Diabetes Typ 1 ist eine Autoimmunkrankheit. Das körpereigene Imunsystem zerstört die insulinproduzierenden Zellen der Bauchspeicheldrüse. Bestimmte Genvarianten erhöhen das Risiko für die Erkrankung. Im Rahmen der europaweiten POInT (Primary Oral Insulin Trial)-Studie suchen Forscher nach einem Weg, den Ausbruch der Erkrankung mit einer vorbeugenden Behandlung zu verhindern - und zwar mit einer Schluck-Impfung.
Ziel ist es, durch die tägliche Gabe von Insulin zu verhindern, das die fehlerhafte Immunreaktion auftritt. Das körpereigene Insulin ist nämlich oftmals das erste Ziel der Immunreaktion, die zur Typ-1-Diabetes führt.
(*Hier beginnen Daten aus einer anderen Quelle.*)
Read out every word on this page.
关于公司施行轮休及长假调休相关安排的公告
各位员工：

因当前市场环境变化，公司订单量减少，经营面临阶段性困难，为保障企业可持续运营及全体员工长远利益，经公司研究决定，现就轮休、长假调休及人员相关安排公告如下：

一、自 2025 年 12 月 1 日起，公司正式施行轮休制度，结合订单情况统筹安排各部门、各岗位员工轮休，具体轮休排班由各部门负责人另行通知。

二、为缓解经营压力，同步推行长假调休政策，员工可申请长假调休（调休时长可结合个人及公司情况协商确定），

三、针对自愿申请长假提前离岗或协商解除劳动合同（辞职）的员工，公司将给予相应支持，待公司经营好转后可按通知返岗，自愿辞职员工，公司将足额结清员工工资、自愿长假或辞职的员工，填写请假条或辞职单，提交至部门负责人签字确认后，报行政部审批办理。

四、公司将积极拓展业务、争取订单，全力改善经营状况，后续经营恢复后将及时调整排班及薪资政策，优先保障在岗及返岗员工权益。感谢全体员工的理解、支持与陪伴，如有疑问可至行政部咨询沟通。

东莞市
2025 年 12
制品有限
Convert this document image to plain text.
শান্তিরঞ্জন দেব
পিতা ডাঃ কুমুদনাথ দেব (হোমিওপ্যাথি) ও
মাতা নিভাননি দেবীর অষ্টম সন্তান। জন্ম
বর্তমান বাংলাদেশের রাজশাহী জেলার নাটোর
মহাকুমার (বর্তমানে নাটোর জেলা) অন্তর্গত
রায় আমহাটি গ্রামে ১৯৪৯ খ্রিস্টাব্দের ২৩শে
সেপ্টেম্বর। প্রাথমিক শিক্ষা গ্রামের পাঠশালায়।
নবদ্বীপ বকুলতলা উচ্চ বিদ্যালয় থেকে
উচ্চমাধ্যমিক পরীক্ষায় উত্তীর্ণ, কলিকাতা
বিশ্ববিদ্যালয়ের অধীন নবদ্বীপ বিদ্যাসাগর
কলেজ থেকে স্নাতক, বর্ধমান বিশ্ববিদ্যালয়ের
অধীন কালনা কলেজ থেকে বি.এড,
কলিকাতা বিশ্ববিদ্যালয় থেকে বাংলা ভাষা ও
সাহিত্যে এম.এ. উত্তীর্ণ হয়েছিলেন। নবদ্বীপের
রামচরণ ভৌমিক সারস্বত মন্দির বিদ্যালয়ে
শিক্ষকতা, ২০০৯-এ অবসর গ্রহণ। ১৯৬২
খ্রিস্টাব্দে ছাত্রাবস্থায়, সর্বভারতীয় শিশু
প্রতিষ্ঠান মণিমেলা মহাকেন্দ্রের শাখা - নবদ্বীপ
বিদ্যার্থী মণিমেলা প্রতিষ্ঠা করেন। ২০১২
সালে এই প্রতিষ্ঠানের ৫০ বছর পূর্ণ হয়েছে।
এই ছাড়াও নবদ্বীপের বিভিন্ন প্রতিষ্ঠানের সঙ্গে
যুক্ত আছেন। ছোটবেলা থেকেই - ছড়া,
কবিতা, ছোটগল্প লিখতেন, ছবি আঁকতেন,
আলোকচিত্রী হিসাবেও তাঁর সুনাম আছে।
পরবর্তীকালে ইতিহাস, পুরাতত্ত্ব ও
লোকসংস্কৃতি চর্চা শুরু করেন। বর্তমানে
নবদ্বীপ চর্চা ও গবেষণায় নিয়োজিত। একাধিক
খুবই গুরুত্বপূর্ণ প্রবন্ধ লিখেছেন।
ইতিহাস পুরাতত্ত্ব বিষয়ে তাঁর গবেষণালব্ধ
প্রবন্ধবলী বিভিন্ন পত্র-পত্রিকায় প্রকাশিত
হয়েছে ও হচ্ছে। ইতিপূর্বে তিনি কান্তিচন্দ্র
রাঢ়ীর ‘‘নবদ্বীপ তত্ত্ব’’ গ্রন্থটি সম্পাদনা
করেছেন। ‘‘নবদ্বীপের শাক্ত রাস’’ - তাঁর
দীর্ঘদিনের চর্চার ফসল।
Insulinpulver soll Immunsystem trainieren
Die Studienteilnehmer erhalten täglich eine Kapsel mit dem geschmacklosen Pulver, die mit der Nahrung, zum Beispiel verrührt in Brei oder Joghurt, eingenommen wird. Die eine Hälfte erhält Insulin, die andere Hälfte ein Placebo (Kapseln mit einer inaktiven Substanz). Dabei wissen die Probanden und das medizinische Personal nicht, welche Kapseln Insulin beziehungsweise das Placebo enthalten.
Über die Schleimhäute des Mundes und des Verdauungstraktes aufgenommen, soll das Insulin dem Immunsystem eine Toleranz gegenüber dem körpereigenen Insulin antrainieren und dadurch die krankmachende Reaktion verhindern. Es dient anders als das Insulin, das gespritzt wird, nicht zur Senkung des Blutzuckers.
Fehlsteuerung des Immunsystems bereits im Kleinkinderalter
Vorstudien und Erfahrungen aus der Allergieforschung liefern Hinweise darauf, dass das Training des Immunsystems gelingen könnte. Eine Garantie dafür gibt es gegenwärtig jedoch nicht.
Kinder mit Risikogenen für Typ-1-Diabetes sind bis zum dritten Lebensjahr besonders empfänglich für die Fehlsteuerung des Immunsystems gegenüber den insulinproduzierenden Betazellen. Das haben Vorgängerstudien gezeigt. Deshalb sei es besonders sinnvoll, in den ersten Lebensjahren vorbeugend auf das Immunsystem einzuwirken.
Kann Schluckimpfung Diabetes Typ 1 verhindern?
Teilnehmen können Babys aus Bayern, Niedersachsen und Sachsen, bei denen im Rahmen der FREDER1K-Studie Risikogene nachgewiesen wurden. Dazu reichen ein paar Tropfen Blut, die in der Geburtsklinik oder beim Kinderarzt entnommen werden. Kinder aus dem übrigen Bundesgebiet können teilnehmen, wenn Eltern oder Geschwister bereits an Diabetes Typ 1 leiden.
Die Kinder sollten zu Beginn der Studie zwischen 4 und 7 Monaten alt sein und bereits begonnen haben, kleine Mengen Beikost aufzunehmen. Sie werden in einem Abstand von 2 bis 4 Monaten untersucht bis sie 1,5 Jahre alt sind, danach halbjährlich. Mit drei Jahren endet die Behandlung. Ob mit der Schluckimpfung Diabetes Typ 1 verhindert werden kann, wird sich erst nach dem Ende der Studie zeigen. Falls bei einem Kind tatsächlich Symptome der Zerstörung der insulinproduzierenden Zellen auftreten sollten, kann dies immerhin frühzeitig festgestellt und entsprechend behandelt werden.